Representative team honours
- Years: Team / Games (Goals)
- South Australia / 13

Coaching career
- Years: Club / Games (W–L–D)
- 1996–2000: West Adelaide / 104 (50–53–1)
- ^{1} Playing statistics correct to the end of 1987.

Career highlights
- 2× SANFL Premiership player: (1975, 1978); 6× Norwood Club Champion: (1973, 1974, 1978, 1979, 1980, 1986); Norwood captain: (1978–1980); South Australian Football Hall of Fame, inducted 2002;

= Michael Taylor (Australian footballer) =

Australian rules footballer

Michael S. Taylor (born 30 December 1953) is a former Australian rules footballer who played for the Collingwood Football Club in the Victorian Football League (VFL) and for the Norwood Football Club in the South Australian National Football League (SANFL). He also played 13 interstate games for South Australia in interstate and State of Origin football.

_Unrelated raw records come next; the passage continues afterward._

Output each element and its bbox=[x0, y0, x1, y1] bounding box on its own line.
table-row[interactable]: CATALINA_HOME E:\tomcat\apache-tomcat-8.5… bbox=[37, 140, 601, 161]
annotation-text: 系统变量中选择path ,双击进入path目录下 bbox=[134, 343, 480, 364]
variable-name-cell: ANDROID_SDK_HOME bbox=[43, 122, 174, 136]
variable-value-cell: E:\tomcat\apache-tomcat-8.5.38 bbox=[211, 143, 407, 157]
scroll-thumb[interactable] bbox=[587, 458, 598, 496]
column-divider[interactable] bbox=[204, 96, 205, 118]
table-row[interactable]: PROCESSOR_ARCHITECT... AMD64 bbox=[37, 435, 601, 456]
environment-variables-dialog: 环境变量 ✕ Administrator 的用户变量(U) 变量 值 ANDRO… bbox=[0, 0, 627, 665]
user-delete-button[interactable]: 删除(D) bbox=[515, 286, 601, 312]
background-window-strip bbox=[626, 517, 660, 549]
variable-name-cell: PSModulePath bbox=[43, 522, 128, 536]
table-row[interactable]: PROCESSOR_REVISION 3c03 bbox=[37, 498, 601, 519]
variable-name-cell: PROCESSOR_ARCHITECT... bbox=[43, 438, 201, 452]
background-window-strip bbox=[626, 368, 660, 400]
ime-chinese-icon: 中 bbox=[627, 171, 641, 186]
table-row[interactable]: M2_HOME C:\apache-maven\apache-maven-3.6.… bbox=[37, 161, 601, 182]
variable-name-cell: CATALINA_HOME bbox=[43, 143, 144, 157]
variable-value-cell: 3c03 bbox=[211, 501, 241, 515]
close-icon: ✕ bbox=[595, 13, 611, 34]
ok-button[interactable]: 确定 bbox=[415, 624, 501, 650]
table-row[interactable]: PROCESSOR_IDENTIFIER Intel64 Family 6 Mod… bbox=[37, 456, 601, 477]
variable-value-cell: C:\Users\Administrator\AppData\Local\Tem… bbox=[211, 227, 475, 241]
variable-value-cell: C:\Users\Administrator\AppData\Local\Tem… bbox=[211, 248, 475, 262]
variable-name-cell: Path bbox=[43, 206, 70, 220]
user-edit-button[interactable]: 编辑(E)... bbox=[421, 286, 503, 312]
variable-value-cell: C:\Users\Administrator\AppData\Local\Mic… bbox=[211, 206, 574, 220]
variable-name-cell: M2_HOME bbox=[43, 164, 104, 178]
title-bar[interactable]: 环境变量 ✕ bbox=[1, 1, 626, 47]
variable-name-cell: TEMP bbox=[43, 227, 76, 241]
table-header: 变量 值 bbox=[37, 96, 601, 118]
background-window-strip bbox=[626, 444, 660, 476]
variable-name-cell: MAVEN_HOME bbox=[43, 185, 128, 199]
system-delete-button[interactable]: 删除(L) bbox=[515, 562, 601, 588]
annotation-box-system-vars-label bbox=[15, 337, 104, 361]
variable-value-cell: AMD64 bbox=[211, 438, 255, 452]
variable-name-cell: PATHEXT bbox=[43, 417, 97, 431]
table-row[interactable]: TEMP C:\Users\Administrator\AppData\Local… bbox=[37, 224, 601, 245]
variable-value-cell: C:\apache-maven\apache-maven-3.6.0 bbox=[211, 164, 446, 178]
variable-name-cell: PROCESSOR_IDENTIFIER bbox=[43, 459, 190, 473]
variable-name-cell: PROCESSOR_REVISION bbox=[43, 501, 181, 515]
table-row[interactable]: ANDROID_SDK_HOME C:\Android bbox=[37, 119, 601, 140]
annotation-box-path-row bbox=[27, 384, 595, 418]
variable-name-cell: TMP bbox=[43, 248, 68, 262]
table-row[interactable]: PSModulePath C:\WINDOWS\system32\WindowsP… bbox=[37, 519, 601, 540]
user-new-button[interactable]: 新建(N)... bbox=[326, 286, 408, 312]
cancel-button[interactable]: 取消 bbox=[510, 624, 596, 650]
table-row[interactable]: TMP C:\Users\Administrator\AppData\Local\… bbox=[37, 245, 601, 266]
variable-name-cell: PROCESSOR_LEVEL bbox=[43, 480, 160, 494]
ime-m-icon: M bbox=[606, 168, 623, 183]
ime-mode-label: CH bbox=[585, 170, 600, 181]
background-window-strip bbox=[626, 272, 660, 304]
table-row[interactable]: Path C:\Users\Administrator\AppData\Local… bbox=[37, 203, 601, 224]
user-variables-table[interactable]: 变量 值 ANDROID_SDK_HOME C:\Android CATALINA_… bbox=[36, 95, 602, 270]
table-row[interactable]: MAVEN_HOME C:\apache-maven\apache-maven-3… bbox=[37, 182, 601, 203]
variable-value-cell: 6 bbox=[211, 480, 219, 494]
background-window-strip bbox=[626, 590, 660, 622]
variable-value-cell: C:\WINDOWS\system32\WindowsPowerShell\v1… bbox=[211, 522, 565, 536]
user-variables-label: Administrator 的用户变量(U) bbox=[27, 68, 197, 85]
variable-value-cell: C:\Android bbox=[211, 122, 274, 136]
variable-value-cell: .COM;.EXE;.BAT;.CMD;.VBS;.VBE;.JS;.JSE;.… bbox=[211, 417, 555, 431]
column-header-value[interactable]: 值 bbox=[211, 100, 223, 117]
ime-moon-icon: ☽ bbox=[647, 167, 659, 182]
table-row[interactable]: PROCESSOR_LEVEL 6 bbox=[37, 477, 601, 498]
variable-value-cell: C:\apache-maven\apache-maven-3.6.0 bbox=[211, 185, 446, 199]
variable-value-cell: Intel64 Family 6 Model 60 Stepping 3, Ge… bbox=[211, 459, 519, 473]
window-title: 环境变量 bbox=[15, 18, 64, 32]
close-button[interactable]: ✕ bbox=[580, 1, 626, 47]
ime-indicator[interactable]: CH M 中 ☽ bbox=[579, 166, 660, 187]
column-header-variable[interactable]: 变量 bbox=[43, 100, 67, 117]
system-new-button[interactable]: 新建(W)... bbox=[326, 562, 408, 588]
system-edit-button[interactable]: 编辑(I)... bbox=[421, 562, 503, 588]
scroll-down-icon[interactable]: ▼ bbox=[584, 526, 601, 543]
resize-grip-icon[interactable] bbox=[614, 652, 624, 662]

Norwood's Club Champion award, which is given to the Norwood footballer judged best and fairest for the season at senior SANFL level, was renamed in his honour in 2018.

On the 14th of June 2022, Michael was inducted into the AFL Hall of Fame.

==Playing career==
Taylor came to Norwood as a 15 year old, from the South-East town of Kingston SE. He first played for the Norwood Colts, coached by Mal Smith. In two stints at Norwood, Taylor won six best and fairest awards, a club record he shares with Walter Scott. Five of them were won before he came to Collingwood, where he was a member of a strong Norwood side which won premierships in 1975 and as captain 1978. The 1978 premiership was his first year as captain and he remained in that role until he joined Collingwood in 1981. He had played as both a defender and centreman while at Norwood and he spent most of his time with Collingwood in defence.

Despite playing four seasons at Collingwood he managed 92 games, including the 1981 VFL Grand Final which they lost to Carlton. He returned to Norwood in 1985 before retiring two years later after 267 SANFL premiership games, and 359 premiership games in elite football.

Taylor also played 13 interstate football/State of Origin matches for South Australia and 26 pre-season/night series matches - 22 for Norwood and four for Collingwood (which are counted as senior by the SANFL but not the VFL/AFL). If these are considered, then Taylor played a total of 398 senior career games. The VFL/AFL lists Taylor's total as 394, excluding his pre-season/night series matches for Collingwood.

==Coaching career==
As a coach Taylor has been in charge of Collingwood's reserves team as well as being an assistant at AFL club Adelaide. In 1996 he became coach of West Adelaide and spent five seasons with the club. His best effort was in 1998 when West Adelaide reached the Preliminary final.

When the South Australian Football Hall of Fame was established in 2002, Taylor was among the inaugural inductees, and was also named as a back pocket in Norwood's official 'Team of the Century'.